The story pays just enough attention to detail to impart a general feeling for the nature of the time period without overloading the text with laborious aspects of the medieval time period. The realities of how people lived their lives during this time period is clearly presented in the setting of this book, unexpectedly educating even the most leery reader. Avi is a well-respected author and historian, earning him the trust of the reader. Because of his reputation, the reader trusts that his work accurately imparts historical facts correctly.

 

 Ashta's son wanders around lost, tired, hungry and confused until he meets up with a juggler who goes by the name of Bear. Frightening at first, he turns out to be a loveable character with the best interest of the boy in mind. The relationship between them deepens into that of a father/son relationship. The plot thickens when Bear reads the inscription on Ashta's Sons cross, discovering the truth of who the boy really is. He is Crispin, the illegitimate son of Lord Furnival, the man responsible for the terrible conditions that the common people are struggling through.

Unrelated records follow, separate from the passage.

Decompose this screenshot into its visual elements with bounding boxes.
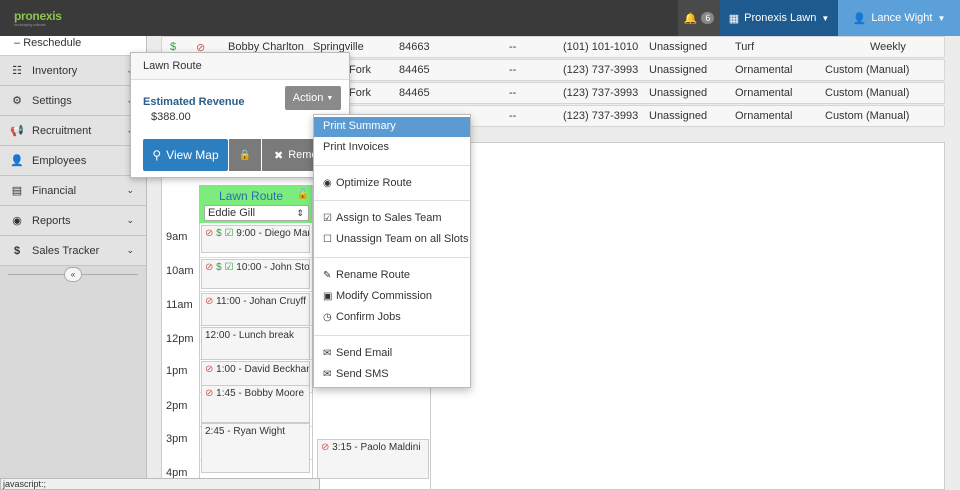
route-calendar: Lawn Route 🔓 Eddie Gill ⇕ 9am 10am 11am … [161, 142, 945, 490]
route-title[interactable]: Lawn Route [219, 189, 283, 203]
map-marker-icon: ⚲ [152, 148, 162, 162]
time-label: 1pm [166, 365, 188, 377]
menu-item-assign-sales-team[interactable]: ☑ Assign to Sales Team [314, 209, 470, 229]
user-icon: 👤 [10, 155, 24, 167]
cancel-icon: ⊘ [205, 296, 214, 307]
company-switcher[interactable]: ▦ Pronexis Lawn ▼ [720, 0, 838, 36]
appointment-slot[interactable]: ⊘ 1:45 - Bobby Moore [201, 385, 310, 423]
envelope-outline-icon: ✉ [323, 369, 332, 380]
sidebar-item-recruitment[interactable]: 📢Recruitment⌄ [0, 116, 146, 146]
popover-title: Lawn Route [131, 53, 349, 80]
sidebar-item-employees[interactable]: 👤 Employees [0, 146, 146, 176]
estimated-revenue-label: Estimated Revenue [143, 96, 245, 108]
caret-down-icon: ▼ [821, 13, 830, 23]
dollar-icon: $ [13, 244, 21, 257]
menu-divider [314, 335, 470, 336]
cancel-icon: ⊘ [205, 388, 214, 399]
envelope-icon: ✉ [323, 348, 332, 359]
check-icon: ☑ [224, 262, 234, 273]
menu-item-modify-commission[interactable]: ▣ Modify Commission [314, 287, 470, 307]
chevron-down-icon: ⌄ [126, 185, 134, 195]
time-label: 10am [166, 265, 194, 277]
appointment-slot[interactable]: ⊘ 3:15 - Paolo Maldini [317, 439, 429, 479]
caret-down-icon: ▼ [326, 94, 334, 102]
money-icon: ▣ [323, 291, 333, 302]
caret-down-icon: ▼ [937, 13, 946, 23]
menu-item-confirm-jobs[interactable]: ◷ Confirm Jobs [314, 308, 470, 328]
dollar-icon: $ [216, 228, 222, 239]
cancel-icon: ⊘ [321, 442, 330, 453]
sidebar-item-financial[interactable]: ▤ Financial ⌄ [0, 176, 146, 206]
chevron-down-icon: ⌄ [126, 215, 134, 225]
sidebar-item-reports[interactable]: ◉ Reports ⌄ [0, 206, 146, 236]
time-label: 3pm [166, 433, 188, 445]
barcode-icon: ☷ [12, 65, 22, 77]
action-menu: Print Summary Print Invoices ◉ Optimize R… [313, 114, 471, 388]
sidebar-item-sales-tracker[interactable]: $ Sales Tracker ⌄ [0, 236, 146, 266]
time-label: 12pm [166, 333, 194, 345]
edit-icon: ✎ [323, 270, 332, 281]
top-navbar: pronexis landscaping software 🔔 6 ▦ Prone… [0, 0, 960, 36]
lock-button[interactable]: 🔒 [229, 139, 261, 171]
menu-item-optimize-route[interactable]: ◉ Optimize Route [314, 174, 470, 194]
dollar-icon: $ [216, 262, 222, 273]
sidebar-item-inventory[interactable]: ☷Inventory⌄ [0, 56, 146, 86]
megaphone-icon: 📢 [10, 125, 24, 137]
unlock-icon[interactable]: 🔓 [297, 189, 309, 200]
time-label: 2pm [166, 400, 188, 412]
close-icon: ✖ [274, 149, 284, 162]
collapse-sidebar-button[interactable]: « [64, 267, 82, 282]
menu-item-print-invoices[interactable]: Print Invoices [314, 138, 470, 158]
appointment-slot[interactable]: ⊘ $ ☑ 9:00 - Diego Mar [201, 225, 310, 253]
appointment-slot[interactable]: ⊘ 11:00 - Johan Cruyff [201, 293, 310, 326]
time-label: 9am [166, 231, 188, 243]
appointment-slot[interactable]: ⊘ $ ☑ 10:00 - John Sto [201, 259, 310, 289]
time-label: 11am [166, 299, 193, 311]
sidebar-item-settings[interactable]: ⚙Settings⌄ [0, 86, 146, 116]
chevron-down-icon: ⌄ [126, 245, 134, 255]
notifications-badge: 6 [701, 12, 715, 24]
dashboard-icon: ◉ [323, 178, 332, 189]
menu-item-send-email[interactable]: ✉ Send Email [314, 344, 470, 364]
menu-item-rename-route[interactable]: ✎ Rename Route [314, 266, 470, 286]
cancel-icon: ⊘ [205, 364, 214, 375]
menu-item-unassign-team[interactable]: ☐ Unassign Team on all Slots [314, 230, 470, 250]
notifications-button[interactable]: 🔔 6 [678, 0, 720, 36]
checkbox-checked-icon: ☑ [323, 213, 332, 224]
check-icon: ☑ [224, 228, 234, 239]
card-icon: ▤ [11, 185, 23, 197]
route-header: Lawn Route 🔓 Eddie Gill ⇕ [199, 185, 312, 223]
action-dropdown-button[interactable]: Action ▼ [285, 86, 341, 110]
menu-item-send-sms[interactable]: ✉ Send SMS [314, 365, 470, 385]
bell-icon: 🔔 [683, 12, 698, 25]
user-menu[interactable]: 👤 Lance Wight ▼ [838, 0, 960, 36]
sidebar-subitem-reschedule[interactable]: – Reschedule [0, 36, 146, 56]
employee-select[interactable]: Eddie Gill ⇕ [204, 205, 309, 221]
sidebar-collapse: « [0, 266, 146, 286]
dashboard-icon: ◉ [12, 215, 22, 227]
lock-icon: 🔒 [238, 149, 252, 161]
gear-icon: ⚙ [12, 95, 22, 107]
browser-status-bar: javascript:; [0, 478, 320, 490]
appointment-slot[interactable]: 12:00 - Lunch break [201, 327, 310, 360]
app-logo[interactable]: pronexis landscaping software [14, 9, 62, 27]
grid-icon: ▦ [728, 12, 740, 25]
select-arrows-icon: ⇕ [296, 208, 304, 218]
user-icon: 👤 [852, 12, 867, 25]
clock-icon: ◷ [323, 312, 332, 323]
appointment-slot[interactable]: 2:45 - Ryan Wight [201, 423, 310, 473]
checkbox-empty-icon: ☐ [323, 234, 332, 245]
cancel-icon: ⊘ [205, 228, 214, 239]
view-map-button[interactable]: ⚲ View Map [143, 139, 228, 171]
menu-divider [314, 257, 470, 258]
menu-divider [314, 200, 470, 201]
menu-divider [314, 165, 470, 166]
estimated-revenue-value: $388.00 [151, 111, 191, 123]
sidebar: – Reschedule ☷Inventory⌄ ⚙Settings⌄ 📢Rec… [0, 36, 147, 490]
menu-item-print-summary[interactable]: Print Summary [314, 117, 470, 137]
cancel-icon: ⊘ [205, 262, 214, 273]
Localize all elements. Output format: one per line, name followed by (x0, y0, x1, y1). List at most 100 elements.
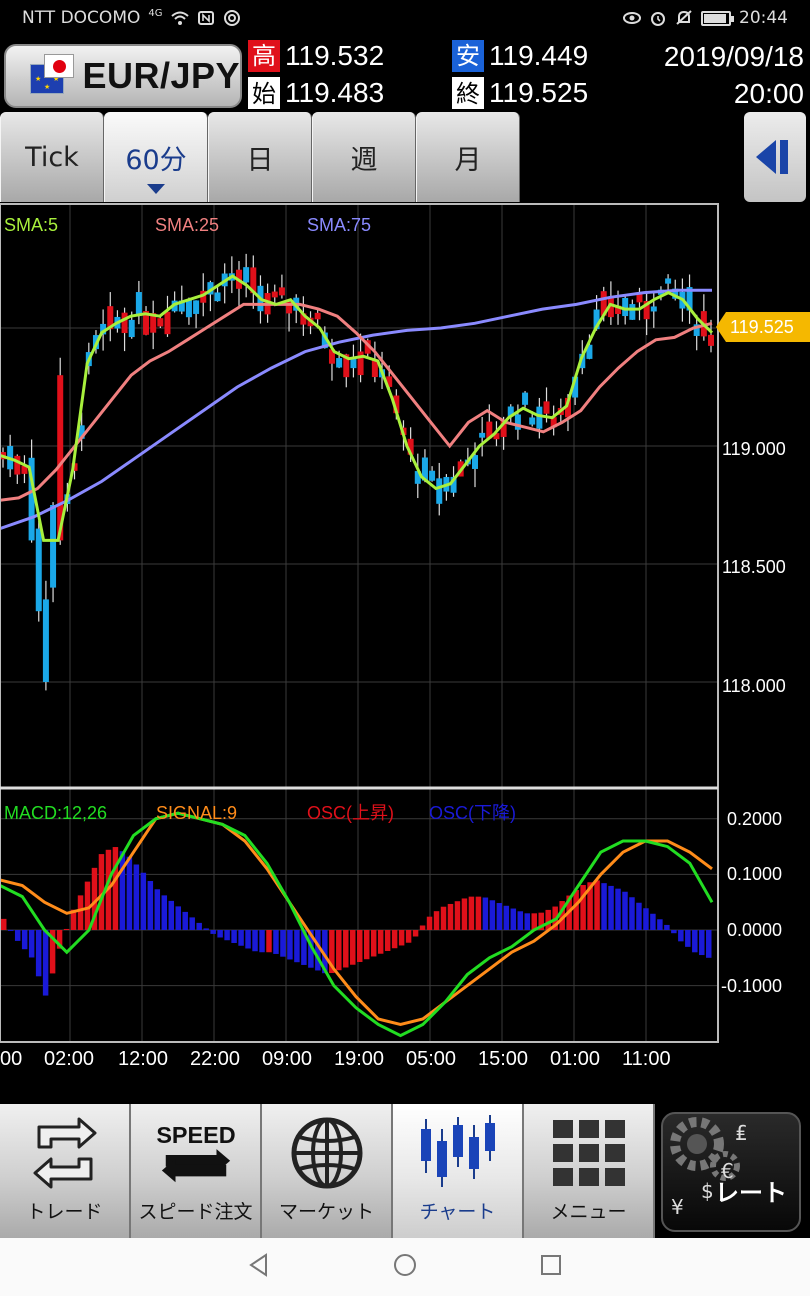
high-quote: 高 119.532 (248, 40, 384, 72)
macd-histogram-bar (245, 930, 251, 949)
tab-day[interactable]: 日 (208, 112, 312, 202)
candle-body (121, 312, 128, 334)
tab-week-label: 週 (350, 144, 378, 176)
macd-tick-label: 0.0000 (727, 920, 782, 940)
macd-histogram-bar (573, 890, 579, 930)
status-time: 20:44 (739, 8, 788, 28)
back-icon[interactable] (246, 1252, 272, 1282)
nav-market-label: マーケット (278, 1201, 374, 1223)
macd-histogram-bar (594, 880, 600, 930)
trade-arrows-icon (25, 1115, 105, 1191)
nav-trade-button[interactable]: トレード (0, 1104, 131, 1238)
macd-histogram-bar (482, 897, 489, 930)
tab-month[interactable]: 月 (416, 112, 520, 202)
candle-body (429, 470, 436, 481)
macd-histogram-bar (370, 930, 377, 957)
macd-tick-label: 0.1000 (727, 864, 782, 884)
nav-rate-button[interactable]: ₤ € ¥ $ レート (655, 1104, 805, 1238)
macd-histogram-bar (629, 897, 635, 930)
macd-histogram-bar (398, 930, 405, 946)
collapse-panel-button[interactable] (744, 112, 806, 202)
macd-histogram-bar (440, 906, 447, 930)
nfc-icon (197, 10, 215, 26)
low-badge: 安 (452, 40, 484, 72)
tab-60min-label: 60分 (125, 144, 187, 176)
network-type: 4G (148, 7, 163, 19)
nav-trade-label: トレード (26, 1201, 103, 1223)
time-tick-label: 02:00 (44, 1048, 94, 1070)
macd-histogram-bar (433, 911, 440, 930)
macd-histogram-bar (231, 930, 237, 943)
high-badge: 高 (248, 40, 280, 72)
macd-histogram-bar (510, 908, 517, 930)
macd-histogram-bar (21, 930, 28, 950)
recents-icon[interactable] (538, 1252, 564, 1282)
globe-icon (287, 1115, 367, 1191)
svg-text:$: $ (701, 1179, 714, 1203)
nav-rate-label: レート (715, 1179, 787, 1207)
macd-histogram-bar (357, 930, 363, 962)
macd-histogram-bar (119, 851, 126, 930)
candle-body (157, 318, 164, 327)
macd-histogram-bar (182, 911, 188, 930)
currency-pair-label: EUR/JPY (82, 55, 240, 96)
battery-icon (701, 10, 734, 26)
time-tick-label: 19:00 (334, 1048, 384, 1070)
macd-histogram-bar (343, 930, 349, 968)
candle-body (271, 291, 278, 298)
candle-body (35, 528, 42, 612)
quote-date: 2019/09/18 (663, 41, 804, 72)
macd-histogram-bar (112, 847, 119, 930)
mute-icon (675, 10, 693, 26)
macd-histogram-bar (447, 903, 454, 930)
sma5-legend: SMA:5 (4, 215, 58, 235)
time-tick-label: 00 (0, 1048, 22, 1070)
chart-canvas[interactable]: SMA:5 SMA:25 SMA:75 119.000 118.500 118.… (0, 202, 810, 1102)
tab-60min[interactable]: 60分 (104, 112, 208, 202)
candle-body (243, 267, 250, 283)
price-chart[interactable]: SMA:5 SMA:25 SMA:75 119.000 118.500 118.… (0, 202, 810, 1102)
low-quote: 安 119.449 (452, 40, 588, 72)
macd-histogram-bar (280, 930, 286, 957)
home-icon[interactable] (392, 1252, 418, 1282)
macd-histogram-bar (524, 913, 531, 930)
macd-histogram-bar (545, 909, 551, 930)
wifi-icon (170, 10, 189, 26)
speed-icon: SPEED (156, 1115, 236, 1191)
tab-tick-label: Tick (25, 141, 79, 173)
tab-tick[interactable]: Tick (0, 112, 104, 202)
nav-menu-button[interactable]: メニュー (524, 1104, 655, 1238)
osc-down-legend: OSC(下降) (429, 803, 516, 823)
candle-body (214, 292, 221, 302)
candle-body (50, 505, 57, 588)
candle-body (14, 455, 21, 475)
macd-histogram-bar (706, 930, 712, 958)
macd-histogram-bar (503, 905, 510, 930)
nav-speed-order-button[interactable]: SPEED スピード注文 (131, 1104, 262, 1238)
selected-caret-icon (147, 184, 165, 194)
currency-pair-button[interactable]: ★★★★ EUR/JPY (4, 44, 242, 108)
time-tick-label: 12:00 (118, 1048, 168, 1070)
macd-histogram-bar (391, 930, 398, 949)
nav-market-button[interactable]: マーケット (262, 1104, 393, 1238)
candle-body (472, 455, 478, 469)
macd-histogram-bar (657, 919, 663, 930)
eur-jpy-flag-icon: ★★★★ (30, 54, 74, 98)
candle-body (436, 478, 443, 504)
candle-body (650, 306, 657, 312)
tab-week[interactable]: 週 (312, 112, 416, 202)
tab-month-label: 月 (454, 144, 482, 176)
candle-body (522, 392, 529, 405)
carrier-name: NTT DOCOMO (22, 8, 141, 28)
nav-chart-button[interactable]: チャート (393, 1104, 524, 1238)
macd-histogram-bar (224, 930, 230, 941)
macd-histogram-bar (259, 930, 265, 953)
macd-tick-label: 0.2000 (727, 809, 782, 829)
candle-body (193, 300, 200, 314)
macd-histogram-bar (154, 889, 161, 930)
time-tick-label: 09:00 (262, 1048, 312, 1070)
candlestick-icon (418, 1115, 498, 1191)
candle-body (529, 417, 536, 425)
time-tick-label: 22:00 (190, 1048, 240, 1070)
svg-text:¥: ¥ (671, 1195, 684, 1219)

Keeping the inscription a secret from the boy (who is illiterate--common for peasants in that time period) Bear now knows the reason why Crispin is hunted. Bear himself is a spy, trying to right the wrong and change how poor peasants are forced to live. He has a few dangerous secrets of his own. As the story builds to its climax most readers will be so engrossed that they will not be able to put the book down. I know that I couldnt.

 

The historical fiction is easy to read, full of suspense, intrigue and mystery. With only a few vocabulary boosting words, the language, representative of the the period, and terminology is easy enough for the target age group to comprehend.